Mubarak-appointed PM resigns
Military picks former transport minister to form cabinet
Egypt's military rulers say the prime minister appointed by ousted President Hosni Mubarak has resigned, meeting a key demand of the opposition protest movement.
The Tunisian uprising in January touched off a wave of similar demonstrations and rebellions in the Middle East and North Africa. Here is a quick look at some of the unrest in the now-volatile regions.
Former air force officer Ahmed Shafiq was named prime minister by Mubarak shortly after the Jan. 25 outbreak of massive anti-government protests.
Mubarak stepped down Feb. 11, but Shafiq stayed in office at the head of a caretaker government.
Leaders of the 18-day uprising that forced Mubarak to step down have been pressing the military to fire Shafiq, arguing that a prime minister sworn in by the ousted leader should not stay in office.
A brief statement posted Thursday by the military on its official website said it had chosen former Transport Minister Essam Sharaf as the new prime minister and tasked him with forming a new cabinet to run the government throughout a transition back to civilian rule.
The prompt acceptance by the military of Shafiq's resignation shows the sensitivity of the ruling generals to the demands of the uprising's leaders, but many in Egypt now believe the military should put its foot down and focus on restoring law and order in this country of 80 million people.
PM must tackle crime, economic woes
Egypt has been gripped by a crime wave it had not seen in living memory, with a marked rise in armed robberies, arson and street battles between rival criminal gangs over territory. Demoralized and hated by many for their perceived brutality against protesters, security forces have yet to fully take back the streets. They numbered around 500,000 on the eve of the protests.
The military police, meanwhile, has stepped in to fill the vacuum, but its personnel don't have the intelligence capabilities or the manpower to efficiently police the country.
Beside security, one of the main tasks now facing Sharaf is to revive the economy hard hit by the protests. The stock market has been closed for more than a month and foreign tourists have only begun to trickle back in small numbers.

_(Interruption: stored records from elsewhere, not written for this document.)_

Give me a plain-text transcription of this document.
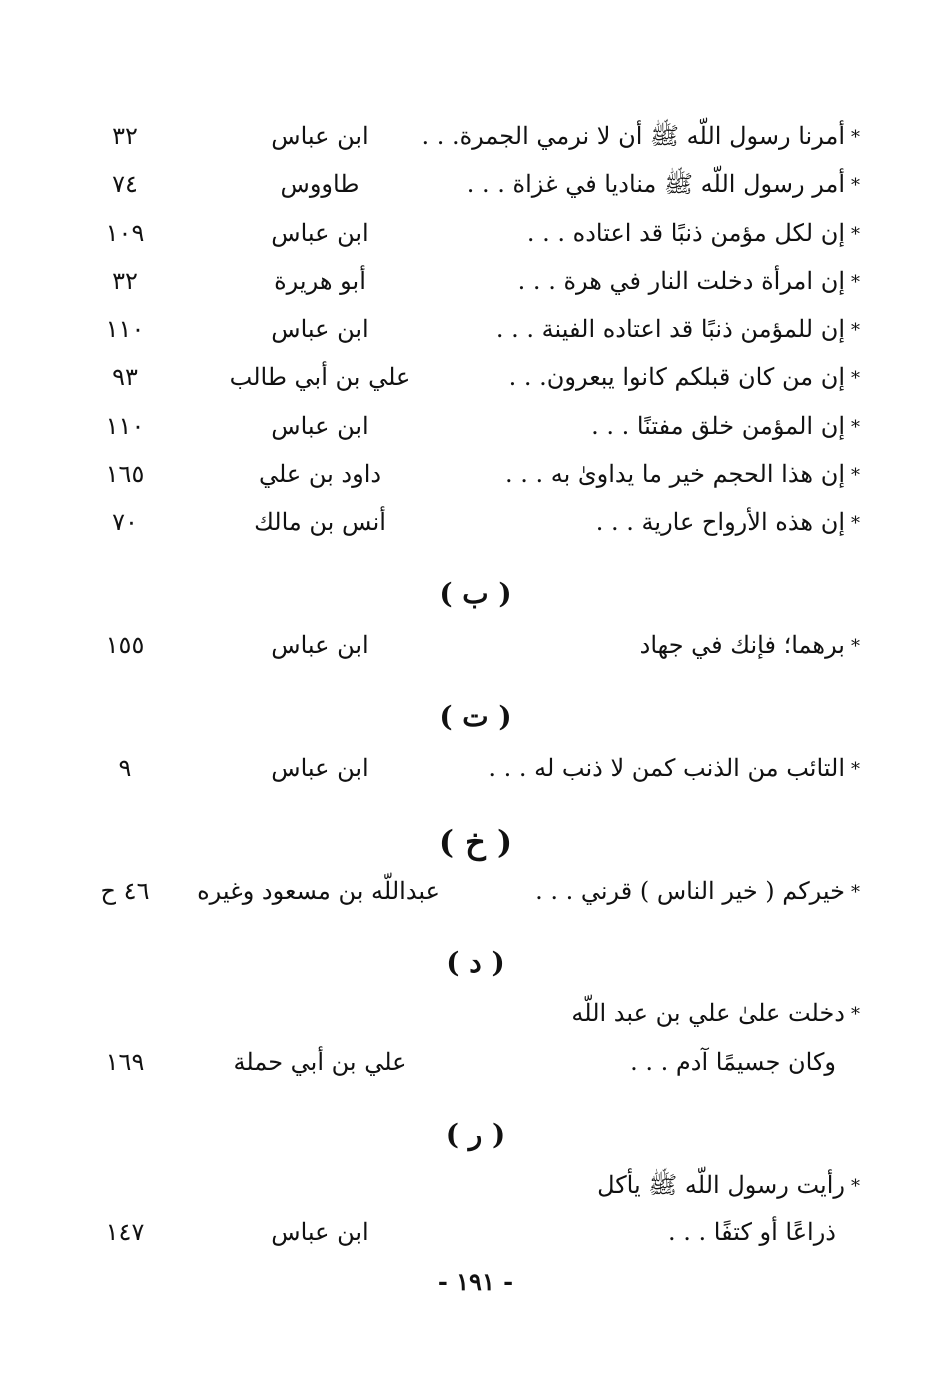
*أمرنا رسول اللّه ﷺ أن لا نرمي الجمرة. . .
ابن عباس
٣٢
*أمر رسول اللّه ﷺ مناديا في غزاة . . .
طاووس
٧٤
*إن لكل مؤمن ذنبًا قد اعتاده . . .
ابن عباس
١٠٩
*إن امرأة دخلت النار في هرة . . .
أبو هريرة
٣٢
*إن للمؤمن ذنبًا قد اعتاده الفينة . . .
ابن عباس
١١٠
*إن من كان قبلكم كانوا يبعرون. . .
علي بن أبي طالب
٩٣
*إن المؤمن خلق مفتنًا . . .
ابن عباس
١١٠
*إن هذا الحجم خير ما يداوىٰ به . . .
داود بن علي
١٦٥
*إن هذه الأرواح عارية . . .
أنس بن مالك
٧٠
( ب )
*برهما؛ فإنك في جهاد
ابن عباس
١٥٥
( ت )
*التائب من الذنب كمن لا ذنب له . . .
ابن عباس
٩
( خ )
*خيركم ( خير الناس ) قرني . . .
عبداللّه بن مسعود وغيره
٤٦ ح
( د )
*دخلت علىٰ علي بن عبد اللّه
وكان جسيمًا آدم . . .
علي بن أبي حملة
١٦٩
( ر )
*رأيت رسول اللّه ﷺ يأكل
ذراعًا أو كتفًا . . .
ابن عباس
١٤٧
- ١٩١ -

Investor confidence has been badly hit too by the dozens of criminal investigations into corruption allegations against senior officials from the former regime.
Invitation to hold talks accepted in Bahrain
In Bahrain, opposition groups have accepted Crown Prince Salman bin Hamad Al Khalifa's invitation to hold talks on political reforms.
Since mid-February, protesters have been staging daily marches against the Sunni-led government.
Seven people were killed and hundreds wounded when security forces moved in to break up protesters on Manama's Pearl Square on Feb. 17.
"We will talk to the crown prince, but we are not going to sit together for a casual chat, but for a meaningful dialogue only," said Abdul Jalil Khalil, a leader of Bahrain's main Shia group Al Wefaq.
Khalil said no date has been set for the beginning of the talks. The opposition groups will present their demands and a "framework for dialogue" later on Thursday, he said.
The opposition has previously called for formation of a constitutional monarchy that would have an elected government.
Bahrain is a U.S. key ally in the Gulf, hosting the Navy's 5th Fleet. The island's Sunni dynasty has ruled Bahrain's majority Shias for 200 years. The ruling family has strong backing from other Gulf Arab leaders, who fear that Shia powerhouse Iran could gain further footholds through the uprising.
Tunisians to vote July 24
Tunisia's interim president has called for new legislative elections to be held July 24.
Caretaker President Fouad Mebazaa says the vote will elect representatives for a constitutional assembly tasked with writing a new constitution.
Mebazza made the announcement in a nationally televised addressThursday.